もちろん両手で持つ夜によつてシャンクスの剣を弾き返す。

「付けたいが、○○は犬じゃねェんだよ!!!」

シャンクスは体重を乗せて剣を振り切る。

「ふん、片手でも少しはやるものだな」

お互いの剣同士がガツンと鳴った。




真剣でやり合う本物の闘いを前に、○○は何も言えずに床にしゃがみ込んだまま、その様子を見ていた。

古城の中、天井は高いがそれでも室内だ。
お互いに長い得物で闘う2人はそれも心得ていた。

怖いはずなのにこの2人は闘う事で解り合う。そんな気がしたのだ。









小一時間程2人の決闘は続いていた。

始めの内は怖がっていた○○だったが、徐々に2人は離れていき、今では古城の外でやり合っていたので危険はない。
猿達も遠巻きに2人を見ていた。

(プロレスでも見てる観客みたい)

猿達は雄叫びを挙げながら2人を応援していた。

(どうしよう?暇になっちゃった)

○○は仕方なく2人を見る。

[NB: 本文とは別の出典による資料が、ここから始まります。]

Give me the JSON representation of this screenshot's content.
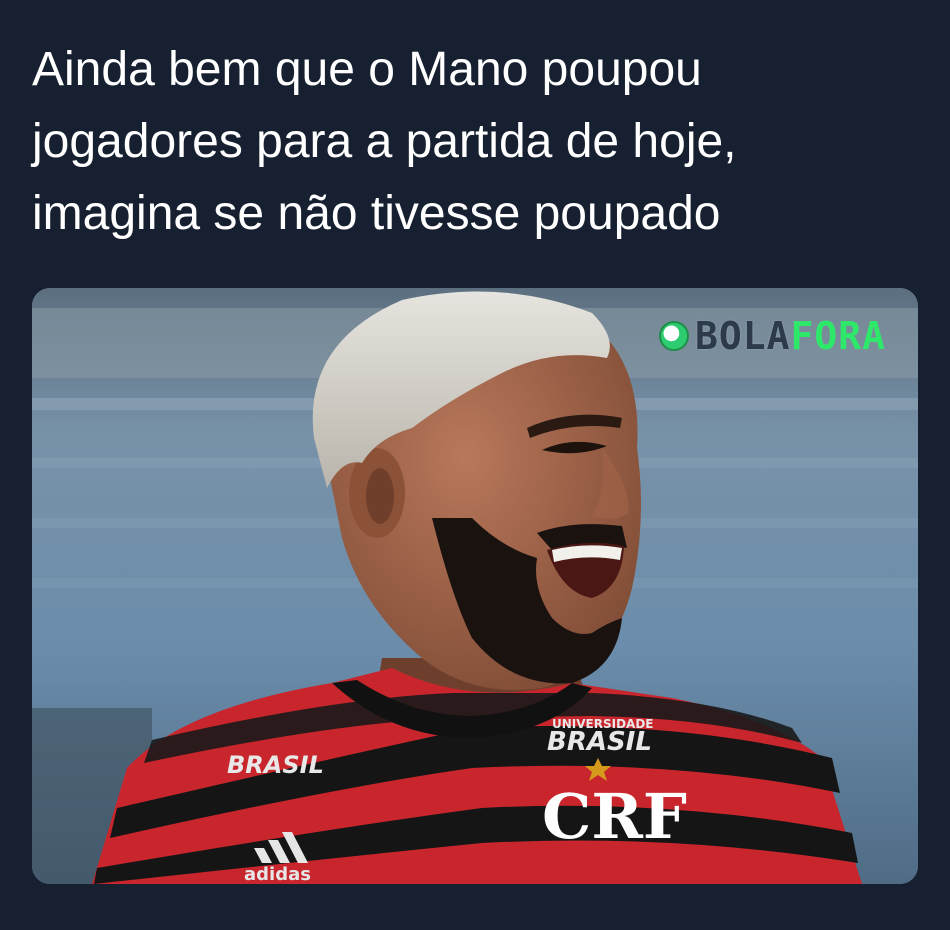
{
  "post": {
    "lines": [
      "Ainda bem que o Mano poupou",
      "jogadores para a partida de hoje,",
      "imagina se não tivesse poupado"
    ]
  },
  "media": {
    "watermark_part1": "BOLA",
    "watermark_part2": "FORA",
    "watermark_icon": "soccer-ball-icon",
    "jersey_sponsor_left": "BRASIL",
    "jersey_sponsor_right_top": "UNIVERSIDADE",
    "jersey_sponsor_right": "BRASIL",
    "jersey_crest": "CRF",
    "jersey_brand": "adidas",
    "colors": {
      "background": "#162030",
      "watermark_green": "#2ee86a",
      "jersey_red": "#c8262c",
      "jersey_black": "#151515"
    }
  }
}
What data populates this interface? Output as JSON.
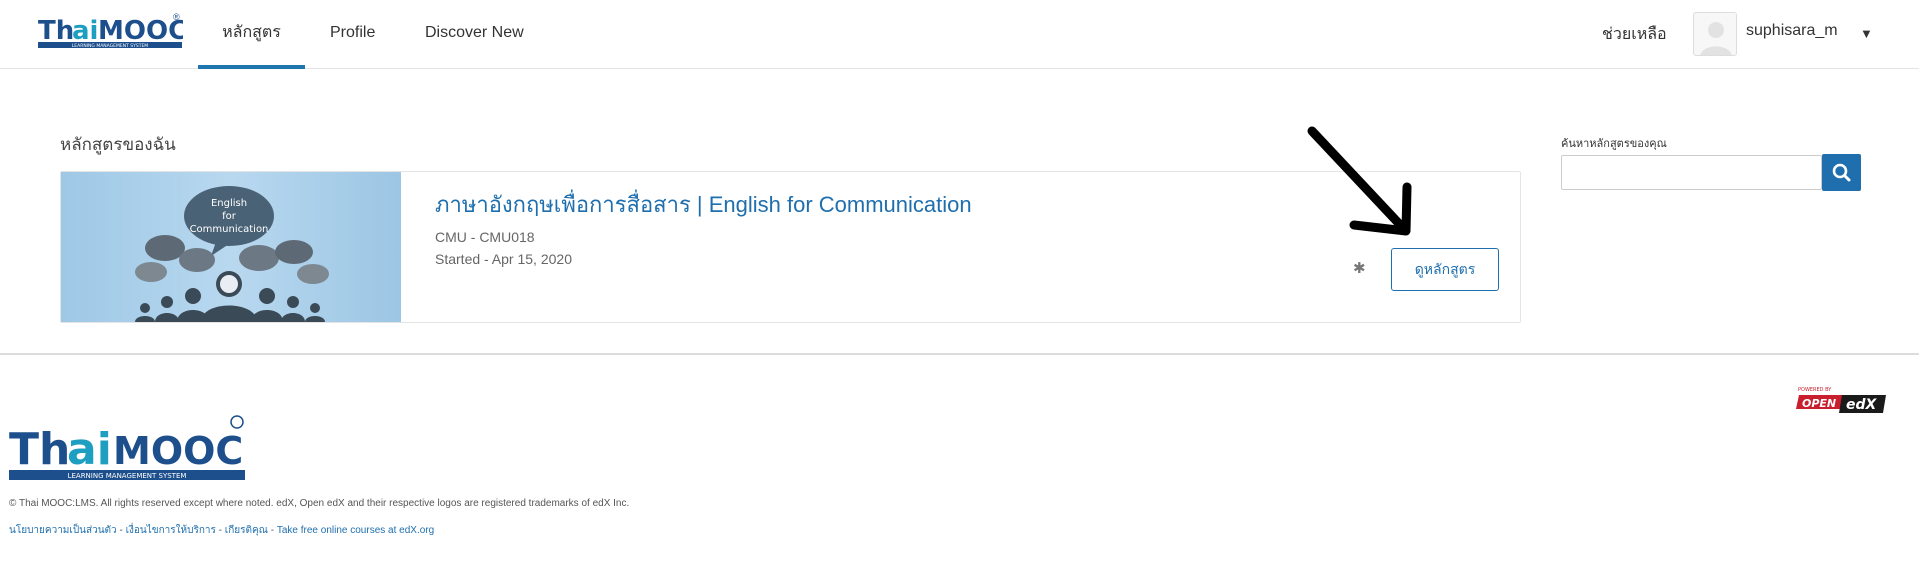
{
  "header": {
    "nav": [
      {
        "label": "หลักสูตร",
        "active": true
      },
      {
        "label": "Profile",
        "active": false
      },
      {
        "label": "Discover New",
        "active": false
      }
    ],
    "help_label": "ช่วยเหลือ",
    "username": "suphisara_m"
  },
  "main": {
    "section_title": "หลักสูตรของฉัน",
    "course": {
      "thumbnail_text": [
        "English",
        "for",
        "Communication"
      ],
      "title": "ภาษาอังกฤษเพื่อการสื่อสาร | English for Communication",
      "code": "CMU - CMU018",
      "started": "Started - Apr 15, 2020",
      "view_button": "ดูหลักสูตร"
    },
    "search": {
      "label": "ค้นหาหลักสูตรของคุณ",
      "placeholder": "",
      "value": ""
    }
  },
  "footer": {
    "copyright": "© Thai MOOC:LMS. All rights reserved except where noted. edX, Open edX and their respective logos are registered trademarks of edX Inc.",
    "links": [
      "นโยบายความเป็นส่วนตัว",
      "เงื่อนไขการให้บริการ",
      "เกียรติคุณ",
      "Take free online courses at edX.org"
    ],
    "separator": "-"
  },
  "logo": {
    "text": "ThaiMOOC",
    "subtitle": "LEARNING MANAGEMENT SYSTEM",
    "mark": "®"
  },
  "powered": {
    "small": "POWERED BY",
    "open": "OPEN",
    "edx": "edX"
  },
  "colors": {
    "accent": "#1f6fae",
    "logo_blue": "#1d4f8c",
    "logo_teal": "#1e9ec1",
    "openedx_red": "#c81e2d"
  }
}
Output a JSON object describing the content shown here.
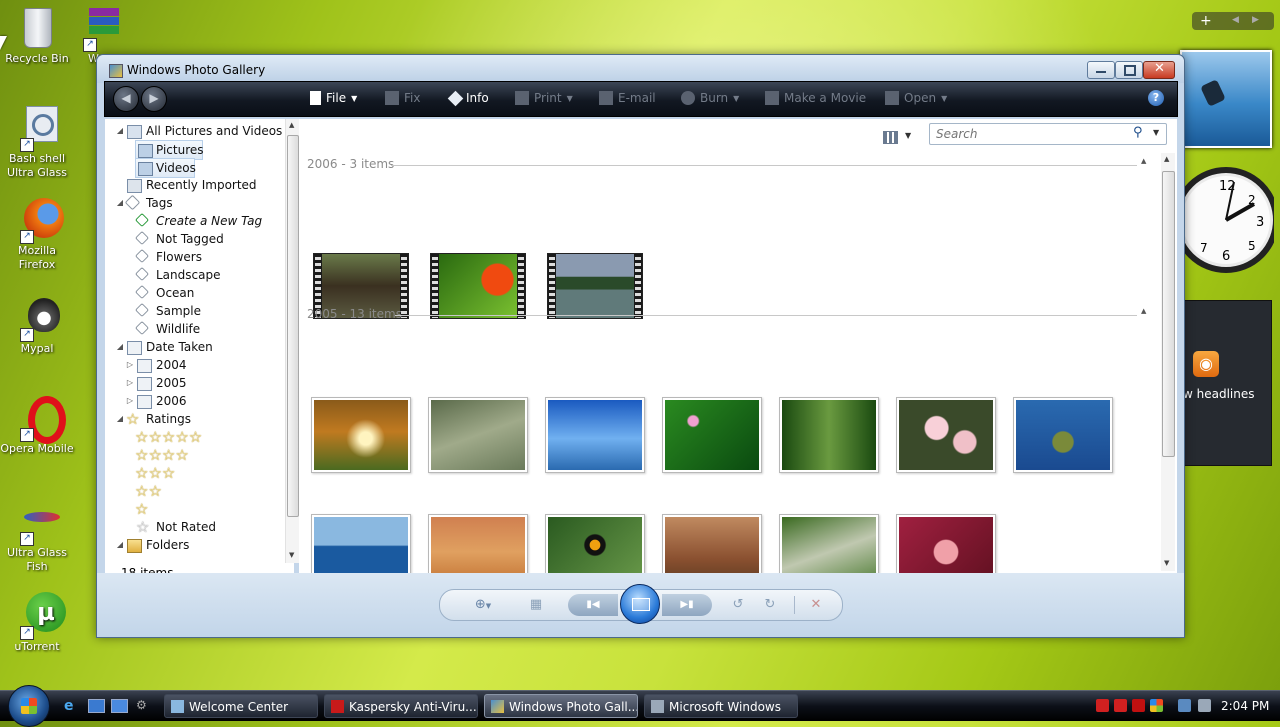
{
  "desktop": {
    "icons": [
      {
        "label": "Recycle Bin",
        "icon": "recycle-bin-icon"
      },
      {
        "label": "W",
        "icon": "winrar-icon"
      },
      {
        "label": "Bash shell Ultra Glass",
        "icon": "bash-shell-icon"
      },
      {
        "label": "Mozilla Firefox",
        "icon": "firefox-icon"
      },
      {
        "label": "Mypal",
        "icon": "mypal-icon"
      },
      {
        "label": "Opera Mobile",
        "icon": "opera-icon"
      },
      {
        "label": "Ultra Glass Fish",
        "icon": "fish-icon"
      },
      {
        "label": "uTorrent",
        "icon": "utorrent-icon"
      }
    ]
  },
  "gadgets": {
    "sidebar_add": "+",
    "feed_text": "w headlines"
  },
  "window": {
    "title": "Windows Photo Gallery",
    "toolbar": {
      "file": "File",
      "fix": "Fix",
      "info": "Info",
      "print": "Print",
      "email": "E-mail",
      "burn": "Burn",
      "make_movie": "Make a Movie",
      "open": "Open"
    },
    "nav": {
      "all": "All Pictures and Videos",
      "pictures": "Pictures",
      "videos": "Videos",
      "recent": "Recently Imported",
      "tags": "Tags",
      "create_tag": "Create a New Tag",
      "not_tagged": "Not Tagged",
      "flowers": "Flowers",
      "landscape": "Landscape",
      "ocean": "Ocean",
      "sample": "Sample",
      "wildlife": "Wildlife",
      "date_taken": "Date Taken",
      "y2004": "2004",
      "y2005": "2005",
      "y2006": "2006",
      "ratings": "Ratings",
      "not_rated": "Not Rated",
      "folders": "Folders"
    },
    "status": "18 items",
    "search_placeholder": "Search",
    "groups": [
      {
        "label": "2006 - 3 items"
      },
      {
        "label": "2005 - 13 items"
      }
    ],
    "colors": {
      "accent": "#1c4c8a",
      "toolbar": "#121822"
    }
  },
  "taskbar": {
    "items": [
      "Welcome Center",
      "Kaspersky Anti-Viru...",
      "Windows Photo Gall...",
      "Microsoft Windows"
    ],
    "clock": "2:04 PM"
  }
}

心なしか2人共楽しそうだ。

(よし)

○○は立ち上がると古城のバルコニーから思いきり体を乗り出した。

「シャンクスー!」

○○の呼び声に2人の男が手を止めずに反応する。

「今なら許してあげるから、私の相手もしてよー!」

○○はそうシャンクスに叫んだ。

「っ!!○○!」

シャンクスは嬉しそうに○○を見る。


ーーガキンッ


鷹の目の黒刀がシャンクスを貫いた。

「っ!!」

○○は驚いて口許を押さえる。

「悪ィな!鷹の目!また遊ぼうな!」

シャンクスはニヤリと笑うと剣を鞘に収め、飛ぶように○○の元へとやって来た。

「○○!!!」

シャンクスは○○を自分の胸に閉じ込めた。

「しゃ、シャンクス!!今刺され!!!」

○○は慌てながらシャンクスの脇腹辺りを手で撫でる。やはり生暖かい液体が○○の手を汚した。

シャンクスはそれを無視する様に○○の唇に自分のそれを押し付け、舌をねじ込み絡ませる様に堪能する。

「んん、」

○○は速過ぎるシャンクスの行動について行く事が出来ずにただただされるがままだった。










「気はすんだか?」

ようやくシャンクスが○○を放した所で鷹の目が先ほどの豪奢な椅子に座りながら話し掛けて来た。

○○はと言うと立てずにシャンクスに抱えられていた。

「全然済んでねェよ!!」

シャンクスは鷹の目に叫んだ。

「ここでヤって良いならしてくけど?」

シャンクスが「ベッドどこだ?」と古城を見渡す。

「……止めろ」

鷹の目は不機嫌そうにシャンクスを睨み付ける。

「わかってるよ!早く帰らねェとベックにどやされるからな」

シャンクスは○○を抱き抱え、出口に向けて歩き出す。

「お前さ」

シャンクスは一度だけ振り返る。

「○○の事……」

シャンクスはジッと鷹の目を見る。

「…………フン。下らん事を言ってないで早く行け」

鷹の目はシャンクスの方は見ずにワインを口に運ぶ。

「…………そうか」

シャンクスは出口へと足を向けた。

「傷の手当てはしろ」

「…………はいよ」

シャンクスは○○を連れてレッド・フォース号へと帰った。